2. Accuracy. Check your facts, and check your interpretation of the facts. Are your opinions or personal feelings
clouding your perception? Is there more than one way to look at the situation? Don’t take the truth of your
information for granted.
3. Action. Does your feedback allow the employee to take action – to do something, change something, stop
something? Telling employees that they made a mistake isn’t helpful feedback; explaining what to do in the
future to avoid similar errors is.
4. Necessity. Does the employee really need to hear this? Test yourself by thinking about what would happen if you
didn’t say anything. If the answer is nothing, you may want to think twice before inflicting your feedback on the
--Adapted from: “Flooded With Feedback,” by John Brandt, on IndustryWeek.com
TRY THESE…COMMUNICATIONS HELPERS
Each issue, you will find suggested activities to help you become a better communicator. Start a file for these tips
and access them frequently. After you try them, let us know if you found success by e-mailing
email@example.com. Please also share activities that have worked for you.

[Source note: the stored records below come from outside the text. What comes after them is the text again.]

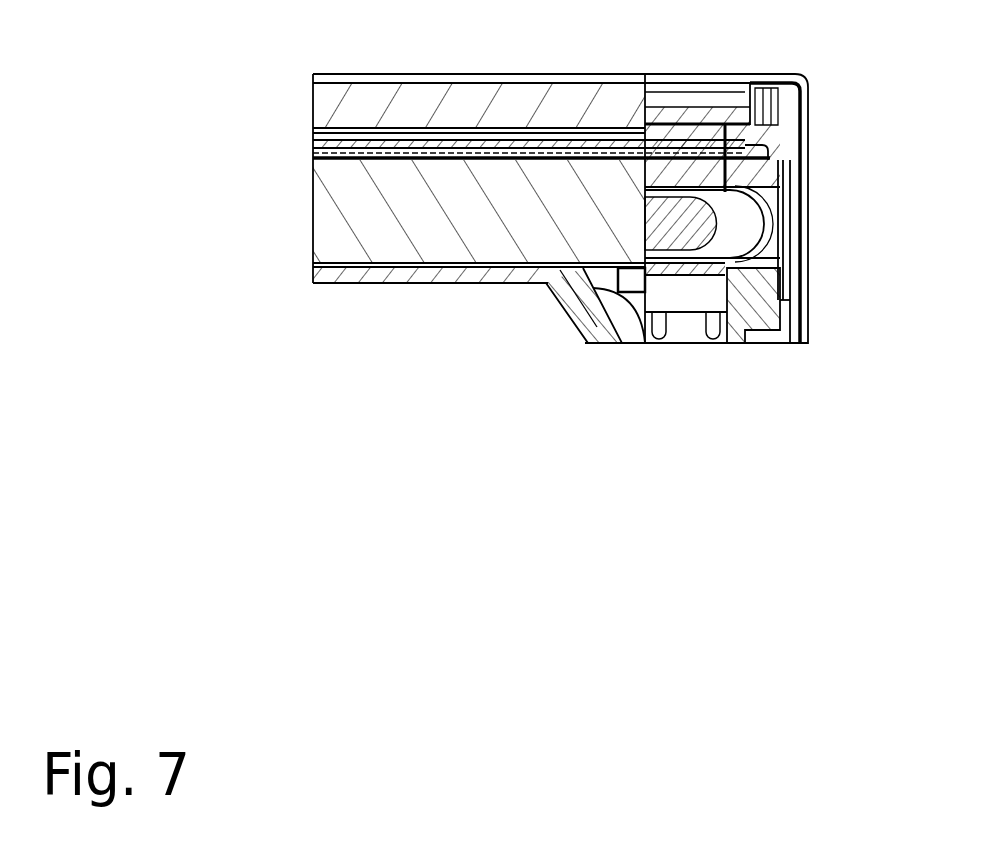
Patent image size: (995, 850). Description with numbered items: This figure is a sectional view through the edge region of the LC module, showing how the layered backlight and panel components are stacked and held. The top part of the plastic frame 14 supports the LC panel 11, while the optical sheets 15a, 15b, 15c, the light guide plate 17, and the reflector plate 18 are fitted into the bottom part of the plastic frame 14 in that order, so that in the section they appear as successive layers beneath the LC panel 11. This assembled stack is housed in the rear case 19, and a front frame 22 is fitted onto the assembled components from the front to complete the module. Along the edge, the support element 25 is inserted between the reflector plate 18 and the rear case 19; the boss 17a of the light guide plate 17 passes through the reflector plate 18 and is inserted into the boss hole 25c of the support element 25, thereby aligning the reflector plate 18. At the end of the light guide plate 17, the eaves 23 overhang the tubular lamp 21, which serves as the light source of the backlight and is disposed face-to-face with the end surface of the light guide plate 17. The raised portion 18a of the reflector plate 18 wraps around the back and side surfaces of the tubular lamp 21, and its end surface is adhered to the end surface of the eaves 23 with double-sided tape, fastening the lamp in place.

The LC panel 11 is at (570, 80).
The plastic frame 14 is at (793, 224).
The optical sheet 15a is at (313, 143).
The optical sheet 15b is at (313, 154).
The optical sheet 15c is at (318, 162).
The light guide plate 17 is at (368, 212).
The boss 17a is at (616, 294).
The reflector plate 18 is at (447, 274).
The raised portion 18a is at (790, 248).
The rear case 19 is at (637, 335).
The tubular lamp 21 is at (735, 212).
The front frame 22 is at (808, 125).
The eaves 23 is at (705, 112).
The support element 25 is at (778, 300).
The boss hole 25c is at (590, 343).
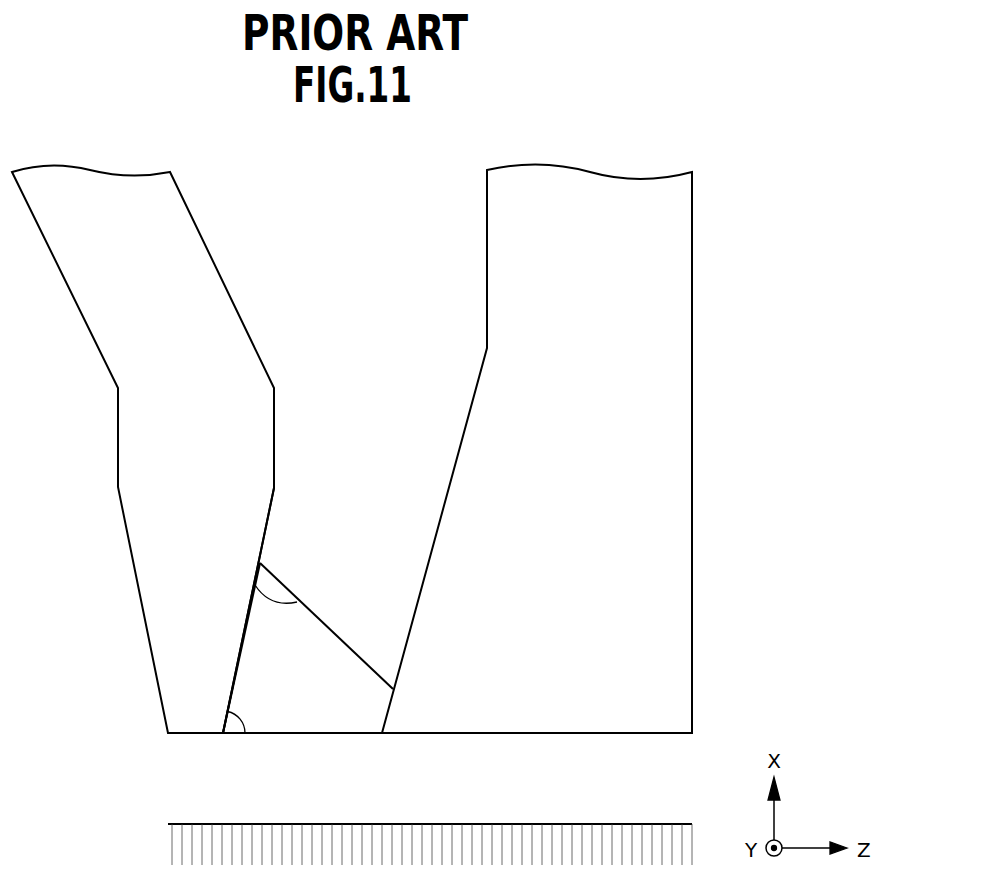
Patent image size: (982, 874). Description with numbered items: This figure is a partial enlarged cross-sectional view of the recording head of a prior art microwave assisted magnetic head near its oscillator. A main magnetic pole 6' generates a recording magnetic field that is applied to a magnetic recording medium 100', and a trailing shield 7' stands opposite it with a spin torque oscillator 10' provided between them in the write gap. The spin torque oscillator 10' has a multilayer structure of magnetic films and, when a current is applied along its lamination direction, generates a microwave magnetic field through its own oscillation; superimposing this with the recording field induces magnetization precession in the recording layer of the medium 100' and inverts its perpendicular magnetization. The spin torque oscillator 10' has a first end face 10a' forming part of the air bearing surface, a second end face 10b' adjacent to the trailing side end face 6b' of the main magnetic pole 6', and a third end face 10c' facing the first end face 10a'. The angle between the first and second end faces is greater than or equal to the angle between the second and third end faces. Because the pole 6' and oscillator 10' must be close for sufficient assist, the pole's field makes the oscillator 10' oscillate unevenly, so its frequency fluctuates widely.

The main magnetic pole 6' is at (143, 449).
The trailing side end face 6b' is at (292, 610).
The trailing shield 7' is at (569, 448).
The spin torque oscillator 10' is at (430, 761).
The first end face 10a' is at (302, 769).
The second end face 10b' is at (216, 679).
The third end face 10c' is at (328, 626).
The magnetic recording medium 100' is at (430, 821).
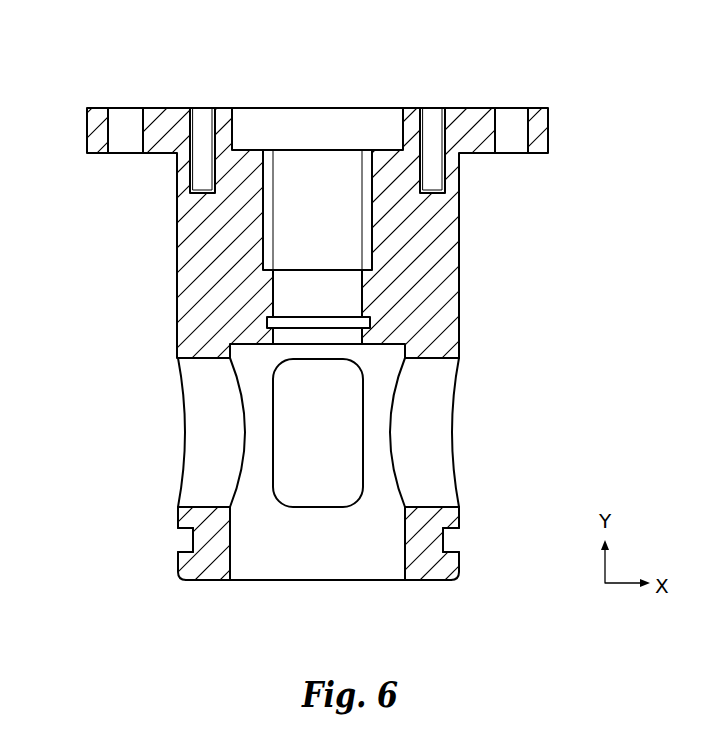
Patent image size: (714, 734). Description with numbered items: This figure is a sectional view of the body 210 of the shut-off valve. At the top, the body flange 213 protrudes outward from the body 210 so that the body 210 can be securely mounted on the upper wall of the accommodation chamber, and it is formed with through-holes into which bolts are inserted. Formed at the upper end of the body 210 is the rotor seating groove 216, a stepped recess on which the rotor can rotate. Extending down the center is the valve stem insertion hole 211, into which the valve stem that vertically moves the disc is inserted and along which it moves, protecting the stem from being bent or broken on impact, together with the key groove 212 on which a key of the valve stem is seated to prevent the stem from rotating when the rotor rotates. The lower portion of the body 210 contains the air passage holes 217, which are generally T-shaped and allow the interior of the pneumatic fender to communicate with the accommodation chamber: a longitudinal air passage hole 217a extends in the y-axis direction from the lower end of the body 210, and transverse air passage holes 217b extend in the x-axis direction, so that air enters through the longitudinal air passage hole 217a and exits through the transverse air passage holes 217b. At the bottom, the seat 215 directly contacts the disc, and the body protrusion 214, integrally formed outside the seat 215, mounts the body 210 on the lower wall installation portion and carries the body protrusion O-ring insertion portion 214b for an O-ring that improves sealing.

The body 210 is at (158, 90).
The valve stem insertion hole 211 is at (320, 296).
The key groove 212 is at (368, 235).
The body flange 213 is at (537, 130).
The body protrusion 214 is at (445, 565).
The body protrusion O-ring insertion portion 214b is at (445, 540).
The seat 215 is at (420, 567).
The rotor seating groove 216 is at (320, 127).
The air passage holes 217 is at (92, 470).
The longitudinal air passage hole 217a is at (265, 545).
The transverse air passage hole 217b is at (202, 475).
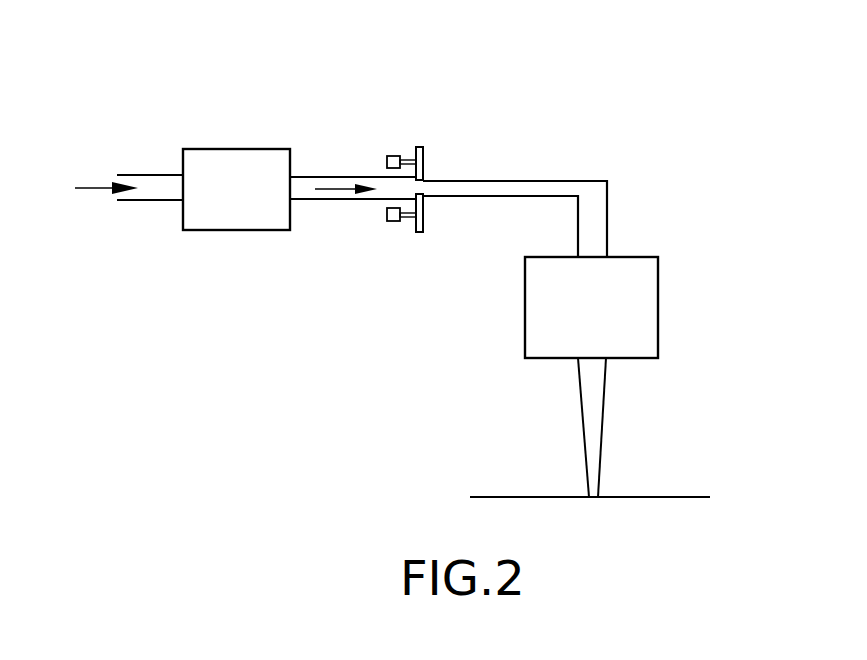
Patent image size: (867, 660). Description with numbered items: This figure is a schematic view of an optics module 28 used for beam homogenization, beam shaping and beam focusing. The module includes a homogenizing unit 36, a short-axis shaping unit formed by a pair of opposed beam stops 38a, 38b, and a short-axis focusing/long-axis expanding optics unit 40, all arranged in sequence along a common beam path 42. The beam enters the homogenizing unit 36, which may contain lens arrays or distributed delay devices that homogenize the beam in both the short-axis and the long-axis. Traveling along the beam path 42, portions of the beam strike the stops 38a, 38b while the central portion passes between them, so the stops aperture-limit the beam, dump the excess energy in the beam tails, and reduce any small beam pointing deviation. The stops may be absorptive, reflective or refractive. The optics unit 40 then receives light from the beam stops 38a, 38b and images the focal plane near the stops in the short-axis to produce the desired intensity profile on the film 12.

The film 12 is at (502, 497).
The optics module 28 is at (688, 113).
The homogenizing unit 36 is at (237, 149).
The beam stop 38a is at (424, 167).
The beam stop 38b is at (425, 213).
The short-axis focusing/long-axis expanding optics unit 40 is at (658, 308).
The beam path 42 is at (588, 181).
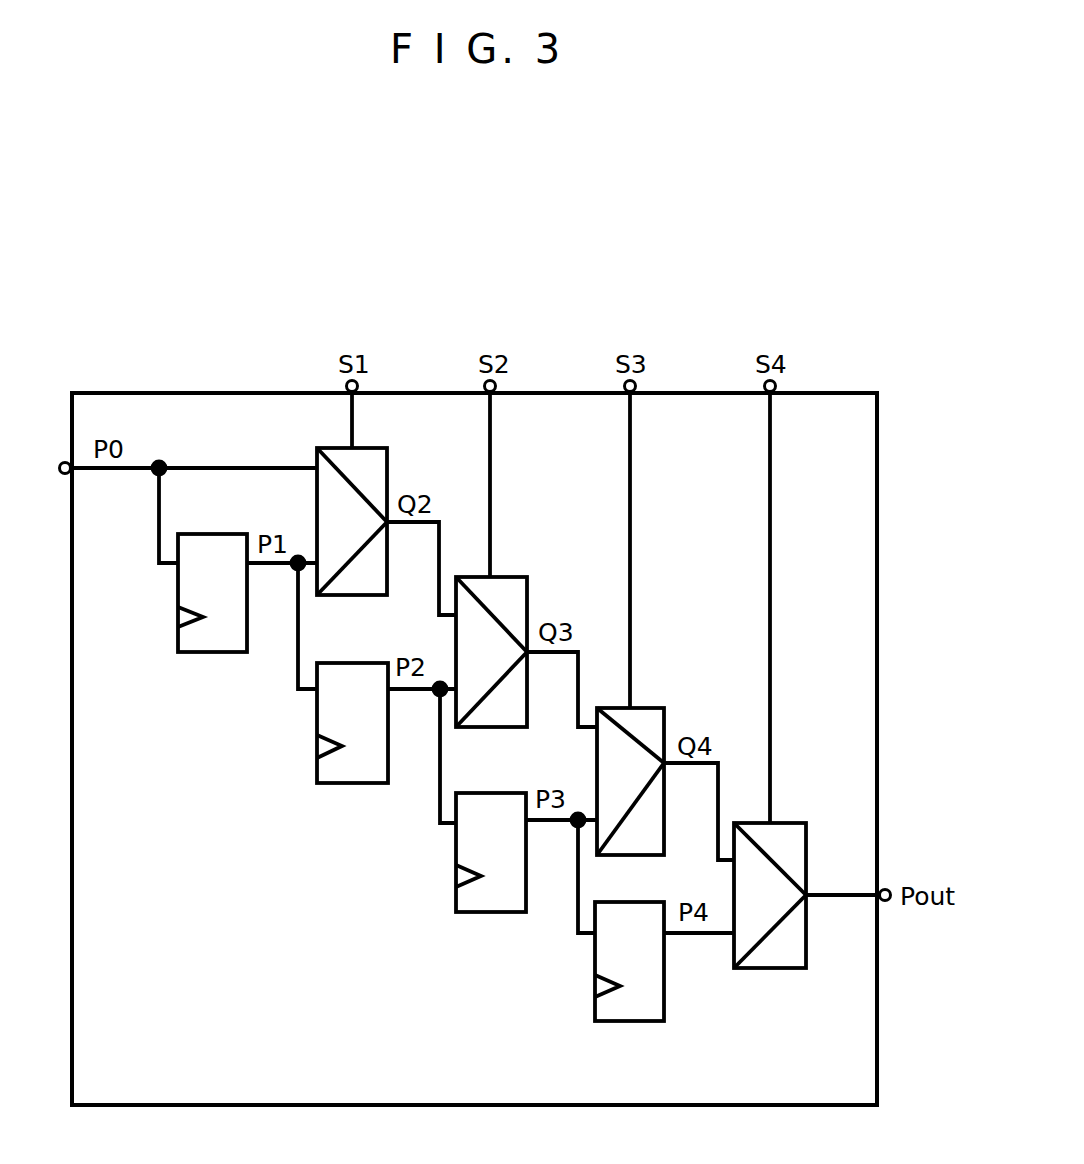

1. Build morale one person at a time. One of the best ways to keep morale up starts by simply walking around
your workplace. Make a daily point of finding one person doing his or her job exceptionally well, and tell the
individual how much you appreciate this. Be sincere; don’t gush or embarrass the person. Show a genuine
interest in what he or she is doing, and then quickly move on so it doesn’t look like you are micromanaging.
2. Makeover your meetings. Recognize team accomplishments each week by having team members write down
three good things that they helped make happen. Then at the next team meeting, have each member read what
he or she wrote.
3. Think in new ways. To help your team develop a fresh approach to a problem, try this: Take a common object,
such as a door knob or frying pan. Ask: “Does this have to be this way? How could it be improved?” Tossing
around ideas can reignite the creative spark.